Resides: Reynoldsburg

Family: Children, Tasia, 22, Micah, 19

Affordable Housing Trust CEO Lark Mallory photographed in her office on Tuesday, January 4, 2022.

Q&A: Lark Mallory shares the hopes she has for her role and Columbus

You started in this position in August. Describe your first few weeks on the job.

On my first day, I kicked off my listening tour. I met with all our board members, city council, developers. I had a zoom meeting with [several Huntington executives, including Stephen Steinour, the chairman, president and CEO]. He says, “Lark, go out there and be dynamic. If you make mistakes, that’s OK, get back up and keep trying. It’s going to take more people like you who are committed and can see the bigger issues and move the agenda forward.”

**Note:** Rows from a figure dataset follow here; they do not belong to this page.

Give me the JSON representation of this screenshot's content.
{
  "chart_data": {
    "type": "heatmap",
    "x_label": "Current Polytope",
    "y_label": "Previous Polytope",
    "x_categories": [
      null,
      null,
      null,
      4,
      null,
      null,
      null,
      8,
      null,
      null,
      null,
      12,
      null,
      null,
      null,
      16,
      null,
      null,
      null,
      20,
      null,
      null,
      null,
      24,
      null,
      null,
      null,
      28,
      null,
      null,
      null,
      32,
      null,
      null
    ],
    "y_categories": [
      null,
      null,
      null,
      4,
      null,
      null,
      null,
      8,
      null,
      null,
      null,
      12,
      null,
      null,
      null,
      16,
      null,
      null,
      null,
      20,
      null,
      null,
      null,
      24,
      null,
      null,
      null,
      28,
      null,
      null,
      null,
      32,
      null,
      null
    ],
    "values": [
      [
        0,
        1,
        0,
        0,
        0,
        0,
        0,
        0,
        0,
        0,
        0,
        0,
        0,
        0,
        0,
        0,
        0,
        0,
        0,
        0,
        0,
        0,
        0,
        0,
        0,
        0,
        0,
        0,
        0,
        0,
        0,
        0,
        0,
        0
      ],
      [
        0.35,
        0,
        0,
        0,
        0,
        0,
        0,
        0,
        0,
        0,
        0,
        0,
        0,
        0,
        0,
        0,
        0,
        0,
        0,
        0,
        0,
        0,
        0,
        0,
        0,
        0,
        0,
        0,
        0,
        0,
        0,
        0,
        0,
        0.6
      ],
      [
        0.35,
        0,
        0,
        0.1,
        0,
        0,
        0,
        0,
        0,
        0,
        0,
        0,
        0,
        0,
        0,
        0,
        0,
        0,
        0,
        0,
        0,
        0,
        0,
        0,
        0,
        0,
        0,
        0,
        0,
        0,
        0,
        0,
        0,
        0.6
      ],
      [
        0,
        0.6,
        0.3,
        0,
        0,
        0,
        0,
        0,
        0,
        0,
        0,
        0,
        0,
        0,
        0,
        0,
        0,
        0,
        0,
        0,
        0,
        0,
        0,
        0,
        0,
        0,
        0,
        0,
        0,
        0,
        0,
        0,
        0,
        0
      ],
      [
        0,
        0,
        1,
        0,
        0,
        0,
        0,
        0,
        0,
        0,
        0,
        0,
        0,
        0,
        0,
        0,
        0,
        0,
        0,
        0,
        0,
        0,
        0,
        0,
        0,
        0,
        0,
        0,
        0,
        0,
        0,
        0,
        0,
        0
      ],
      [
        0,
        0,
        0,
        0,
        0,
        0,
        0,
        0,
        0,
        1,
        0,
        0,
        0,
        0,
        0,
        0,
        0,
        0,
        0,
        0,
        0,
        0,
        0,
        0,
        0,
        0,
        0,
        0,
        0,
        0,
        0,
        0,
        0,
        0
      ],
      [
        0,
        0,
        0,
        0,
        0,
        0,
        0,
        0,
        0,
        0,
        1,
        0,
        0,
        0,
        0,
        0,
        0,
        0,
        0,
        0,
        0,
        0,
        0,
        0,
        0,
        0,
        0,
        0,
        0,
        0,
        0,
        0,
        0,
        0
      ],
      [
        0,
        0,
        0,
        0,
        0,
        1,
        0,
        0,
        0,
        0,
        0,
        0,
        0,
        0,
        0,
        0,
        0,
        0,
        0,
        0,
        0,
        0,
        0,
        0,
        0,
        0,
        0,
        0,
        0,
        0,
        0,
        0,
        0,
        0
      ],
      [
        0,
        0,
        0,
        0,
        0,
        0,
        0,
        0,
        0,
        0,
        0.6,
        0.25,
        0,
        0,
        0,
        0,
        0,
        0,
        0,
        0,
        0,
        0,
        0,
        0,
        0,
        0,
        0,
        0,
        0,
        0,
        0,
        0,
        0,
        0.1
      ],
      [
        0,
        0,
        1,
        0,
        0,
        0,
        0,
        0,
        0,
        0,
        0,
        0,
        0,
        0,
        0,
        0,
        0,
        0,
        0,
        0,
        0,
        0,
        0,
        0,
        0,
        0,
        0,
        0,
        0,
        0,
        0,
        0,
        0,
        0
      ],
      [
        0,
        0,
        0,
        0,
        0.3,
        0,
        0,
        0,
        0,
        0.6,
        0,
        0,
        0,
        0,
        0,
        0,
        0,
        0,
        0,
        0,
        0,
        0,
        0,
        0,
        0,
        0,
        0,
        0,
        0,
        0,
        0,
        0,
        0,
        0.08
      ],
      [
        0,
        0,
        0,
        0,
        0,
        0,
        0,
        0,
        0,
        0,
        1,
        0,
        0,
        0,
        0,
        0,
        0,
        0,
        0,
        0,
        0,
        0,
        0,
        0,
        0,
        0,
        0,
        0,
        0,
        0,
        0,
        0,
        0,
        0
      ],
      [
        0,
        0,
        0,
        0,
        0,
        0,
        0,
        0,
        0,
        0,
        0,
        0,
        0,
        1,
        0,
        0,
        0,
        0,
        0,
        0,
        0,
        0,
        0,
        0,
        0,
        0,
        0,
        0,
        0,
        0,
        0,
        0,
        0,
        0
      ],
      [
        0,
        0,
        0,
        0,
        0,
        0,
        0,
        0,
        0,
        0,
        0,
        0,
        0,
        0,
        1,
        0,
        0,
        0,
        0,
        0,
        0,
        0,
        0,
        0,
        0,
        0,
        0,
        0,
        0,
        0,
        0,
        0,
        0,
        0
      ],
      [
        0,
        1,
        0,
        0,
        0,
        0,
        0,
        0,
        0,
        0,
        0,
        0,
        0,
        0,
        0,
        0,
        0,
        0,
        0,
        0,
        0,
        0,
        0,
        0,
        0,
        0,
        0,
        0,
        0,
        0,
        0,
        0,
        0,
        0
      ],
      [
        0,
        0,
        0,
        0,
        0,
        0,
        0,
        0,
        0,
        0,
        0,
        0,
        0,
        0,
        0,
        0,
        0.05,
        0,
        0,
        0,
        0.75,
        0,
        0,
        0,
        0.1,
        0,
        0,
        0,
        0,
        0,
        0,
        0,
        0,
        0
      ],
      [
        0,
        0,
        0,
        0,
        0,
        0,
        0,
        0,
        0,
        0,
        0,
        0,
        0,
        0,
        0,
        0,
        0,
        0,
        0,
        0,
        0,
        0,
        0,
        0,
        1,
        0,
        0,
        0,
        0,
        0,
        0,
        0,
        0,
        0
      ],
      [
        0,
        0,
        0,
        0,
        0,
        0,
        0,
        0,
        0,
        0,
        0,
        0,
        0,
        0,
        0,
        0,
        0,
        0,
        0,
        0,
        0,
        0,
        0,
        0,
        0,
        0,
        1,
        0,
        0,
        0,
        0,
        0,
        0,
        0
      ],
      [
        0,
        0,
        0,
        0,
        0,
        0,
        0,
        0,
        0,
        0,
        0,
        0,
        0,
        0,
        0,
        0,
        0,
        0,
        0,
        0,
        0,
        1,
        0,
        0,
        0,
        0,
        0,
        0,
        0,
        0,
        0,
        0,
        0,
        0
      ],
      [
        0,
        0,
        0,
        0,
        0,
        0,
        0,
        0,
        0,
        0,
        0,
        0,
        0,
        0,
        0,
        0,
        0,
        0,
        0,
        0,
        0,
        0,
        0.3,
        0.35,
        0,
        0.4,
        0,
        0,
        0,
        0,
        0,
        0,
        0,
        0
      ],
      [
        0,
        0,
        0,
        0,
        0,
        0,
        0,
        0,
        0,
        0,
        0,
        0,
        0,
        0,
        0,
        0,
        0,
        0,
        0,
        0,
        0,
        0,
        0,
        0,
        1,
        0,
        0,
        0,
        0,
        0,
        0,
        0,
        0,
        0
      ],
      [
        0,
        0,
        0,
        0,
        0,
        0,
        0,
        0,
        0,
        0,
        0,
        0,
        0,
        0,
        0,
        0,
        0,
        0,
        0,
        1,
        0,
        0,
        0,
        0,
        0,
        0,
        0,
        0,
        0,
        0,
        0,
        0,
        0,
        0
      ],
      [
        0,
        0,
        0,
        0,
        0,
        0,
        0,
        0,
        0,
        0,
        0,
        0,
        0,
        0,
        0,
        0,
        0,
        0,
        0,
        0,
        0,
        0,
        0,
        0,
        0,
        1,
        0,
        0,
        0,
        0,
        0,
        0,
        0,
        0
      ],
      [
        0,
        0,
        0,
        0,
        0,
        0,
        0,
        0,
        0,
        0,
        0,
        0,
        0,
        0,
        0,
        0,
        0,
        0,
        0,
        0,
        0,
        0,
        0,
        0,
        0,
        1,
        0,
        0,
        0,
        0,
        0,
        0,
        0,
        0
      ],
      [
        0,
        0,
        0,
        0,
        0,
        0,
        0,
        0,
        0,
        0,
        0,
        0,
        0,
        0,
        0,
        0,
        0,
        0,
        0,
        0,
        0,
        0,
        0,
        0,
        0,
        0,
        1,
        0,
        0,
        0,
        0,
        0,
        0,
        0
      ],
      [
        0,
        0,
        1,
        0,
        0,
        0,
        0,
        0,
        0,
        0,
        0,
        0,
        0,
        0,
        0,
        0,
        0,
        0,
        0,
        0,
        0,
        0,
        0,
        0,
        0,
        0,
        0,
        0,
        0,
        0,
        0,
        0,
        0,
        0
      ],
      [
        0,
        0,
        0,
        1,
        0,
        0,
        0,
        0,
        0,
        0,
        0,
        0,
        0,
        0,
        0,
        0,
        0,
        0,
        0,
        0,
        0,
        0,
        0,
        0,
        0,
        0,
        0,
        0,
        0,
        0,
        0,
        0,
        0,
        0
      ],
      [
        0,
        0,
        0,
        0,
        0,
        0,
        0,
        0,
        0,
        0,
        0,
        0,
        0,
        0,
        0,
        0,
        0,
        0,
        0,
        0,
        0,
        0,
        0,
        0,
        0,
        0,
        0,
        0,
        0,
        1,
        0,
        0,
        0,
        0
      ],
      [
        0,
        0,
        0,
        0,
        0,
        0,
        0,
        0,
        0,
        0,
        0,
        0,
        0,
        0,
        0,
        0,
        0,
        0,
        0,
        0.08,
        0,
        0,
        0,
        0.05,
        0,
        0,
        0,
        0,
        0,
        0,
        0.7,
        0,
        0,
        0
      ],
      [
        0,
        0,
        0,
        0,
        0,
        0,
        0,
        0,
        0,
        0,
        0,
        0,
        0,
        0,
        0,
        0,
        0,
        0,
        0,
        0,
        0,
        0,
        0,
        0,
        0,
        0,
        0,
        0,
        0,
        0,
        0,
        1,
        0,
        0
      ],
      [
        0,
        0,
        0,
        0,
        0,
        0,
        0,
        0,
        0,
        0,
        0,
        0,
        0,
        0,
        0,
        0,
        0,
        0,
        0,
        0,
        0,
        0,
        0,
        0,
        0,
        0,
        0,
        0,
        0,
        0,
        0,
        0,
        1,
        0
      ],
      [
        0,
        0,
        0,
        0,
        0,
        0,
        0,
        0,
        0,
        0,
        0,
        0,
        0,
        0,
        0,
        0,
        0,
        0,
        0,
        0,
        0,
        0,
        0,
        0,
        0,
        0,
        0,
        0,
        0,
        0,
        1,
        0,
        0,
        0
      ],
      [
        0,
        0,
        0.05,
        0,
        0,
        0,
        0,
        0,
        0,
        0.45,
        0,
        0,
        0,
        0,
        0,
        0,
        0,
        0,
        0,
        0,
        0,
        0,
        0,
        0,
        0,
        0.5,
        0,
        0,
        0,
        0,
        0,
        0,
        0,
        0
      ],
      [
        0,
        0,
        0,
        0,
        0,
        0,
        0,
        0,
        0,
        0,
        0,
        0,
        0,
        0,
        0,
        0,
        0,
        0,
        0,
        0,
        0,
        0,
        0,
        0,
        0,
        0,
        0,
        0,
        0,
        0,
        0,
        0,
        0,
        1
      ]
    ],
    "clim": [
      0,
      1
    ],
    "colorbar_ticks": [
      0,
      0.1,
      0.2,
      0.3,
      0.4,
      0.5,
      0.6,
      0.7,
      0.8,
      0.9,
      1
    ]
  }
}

What are the bigger issues?

Affordable housing affects everyone, it’s not just impoverished people. It’s an economic development issue. It’s a feminist issue if a woman is in an abusive situation and can’t afford to leave. It’s an economic issue, a social justice issue, a crime issue. It affects everybody. We have to start elevating people, which can be through education that leads to better-paying jobs.

What’s an example of something new you’d like to do?

The development community isn’t very diverse [in terms of] women and people of color. My emerging developer program would address this. Let’s say a developer is doing a duplex or two. We can take them through the process and provide technical assistance, a training program over several weeks, and teach them about zoning and working with general contractors and financial institutions and putting together pro forma. This would help them move from a duplex or two to a 10-unit development. These developers will hire other small contractors and we’ll elevate more and more people and create more diversity.

What motivates you to do what you do?

I had an uncle who always told me I had brains and beauty and could do anything I wanted to do. Not everyone has someone who tells them that.